I took grey paper like below in 25%, 50% and 75% grey values. The pastels that “disappeared” into the grey paper fell closest to that value. To differentiate the value, it helps to squint at the mark on the grey board. This will help to “melt” the color into the background to see whether the color is lighter or darker or about the same value as the grey paper it is on.
Which then begs the question- how do you know if the paper value is exactly 50% grey?
A long time ago I cut this page of a value scale out of an art book (sacrilege, I know) and then laminated it. I cut small square holes into the value circles. Then I lay this laminated sheet on top of the grey paper ( or anything for that matter) that I want to test.
So through the cut square “windows” you can see the paper- it looks darker in the top circles and lighter in the bottom circles. At the “MidValue” circle, the grey paper seems to blend into the circle. This is what I mean about “melting” into the value. The red arrow shows where it melts into the paper. That makes the paper 50% grey. The paper hasn’t changed, just it’s relationship to the circles.
Then, I took the pastels I wanted to mark and hit them onto the paper. (This is a different piece of paper from above – Canson cool-grey, but same value).

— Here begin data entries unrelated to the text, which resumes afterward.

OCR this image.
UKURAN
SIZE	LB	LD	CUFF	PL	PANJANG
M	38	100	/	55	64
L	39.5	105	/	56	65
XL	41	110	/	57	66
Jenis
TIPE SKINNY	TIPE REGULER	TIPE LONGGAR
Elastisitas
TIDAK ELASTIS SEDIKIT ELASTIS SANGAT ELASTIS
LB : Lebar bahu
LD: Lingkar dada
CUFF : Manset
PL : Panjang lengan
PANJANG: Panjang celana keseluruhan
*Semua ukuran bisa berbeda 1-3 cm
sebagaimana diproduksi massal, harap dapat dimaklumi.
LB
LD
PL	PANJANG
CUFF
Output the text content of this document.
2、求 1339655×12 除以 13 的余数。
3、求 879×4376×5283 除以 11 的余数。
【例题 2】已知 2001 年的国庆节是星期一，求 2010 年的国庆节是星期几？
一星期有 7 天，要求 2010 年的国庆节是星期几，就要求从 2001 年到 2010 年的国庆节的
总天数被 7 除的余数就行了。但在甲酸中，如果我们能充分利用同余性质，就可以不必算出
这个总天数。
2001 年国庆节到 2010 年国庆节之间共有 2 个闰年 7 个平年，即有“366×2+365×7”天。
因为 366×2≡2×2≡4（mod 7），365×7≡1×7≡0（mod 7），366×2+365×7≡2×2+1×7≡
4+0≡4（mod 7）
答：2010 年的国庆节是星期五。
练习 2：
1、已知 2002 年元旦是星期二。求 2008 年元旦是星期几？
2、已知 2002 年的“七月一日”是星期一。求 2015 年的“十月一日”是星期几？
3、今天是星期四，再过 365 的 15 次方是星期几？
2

The sticks that “melt” into the grey paper are exactly 50%value. Anything that seems lighter or darker than the paper is a different value from 50%. Notice how even the bright pink will pretty much disappear into the paper especially when you squint at the mark. The bright orange mark is actually a TAD bit lighter than the pink mark, but I would still mark that stick as a 50% value with red tape. It is close enough. The lightest orange mark on the very bottom below the brightest orange mark definitely doesn’t belong. It is like the Sesame Street song, “Which one of these things doesn’t belong here?”
Yes, this process took a long time, but what a result!
The great thing that came out of this study was that as long as the value matched a planned area, it didn’t matter what color I used as long as it was the same value….greens and purples in a face were ok now as long as they were the correct value. It truly freed me up to think more about the design of the piece and to become looser with color without breaking the values. No wrong colors now. Refreshing!
Here are some original sticks that I found with the tape still on them….
Yikes! Can’t believe these sticks are 20 years old…. (And yes, I leave the wrappers on Sennelier sticks for as long as possible.)
Anything very dark- near black (like the blue stick above) got dark blue tape, and anything near white, I never marked because I could figure out it belonged. Some sticks will seem to be exactly in between 2 categories, so when that happened, I used both tapes to denote that they were tricky and near both. Like the second one from the left with both the red and yellow tape on it above- it is between the 50% and 25% categories. But if you try this, force yourself to make a decision on which category they would fall into as much as possible.
Try it! After a few years, I found I didn’t’ need the tapes anymore. By then, my eye was better trained to see the inherent value in a certain color. It lets me grab a stick with certainty now. More importantly, I don’t feel the need to collect every stick ever made by every manufacturer. As long as I know the value, I can feel free to be interpretive with color. A little boy in a bathtub can have a green face!
And although “grey is not a color”, a color is always a particular grey.
This has been Deep Thoughts with Christine Swann…….
Oh no! I can’t believe Caroll Spinney died! He was an actor on Sesame Street for a long time. He played Oscar and Big Bird. At least he lived a long life. I used to watch Sesame Street all the time.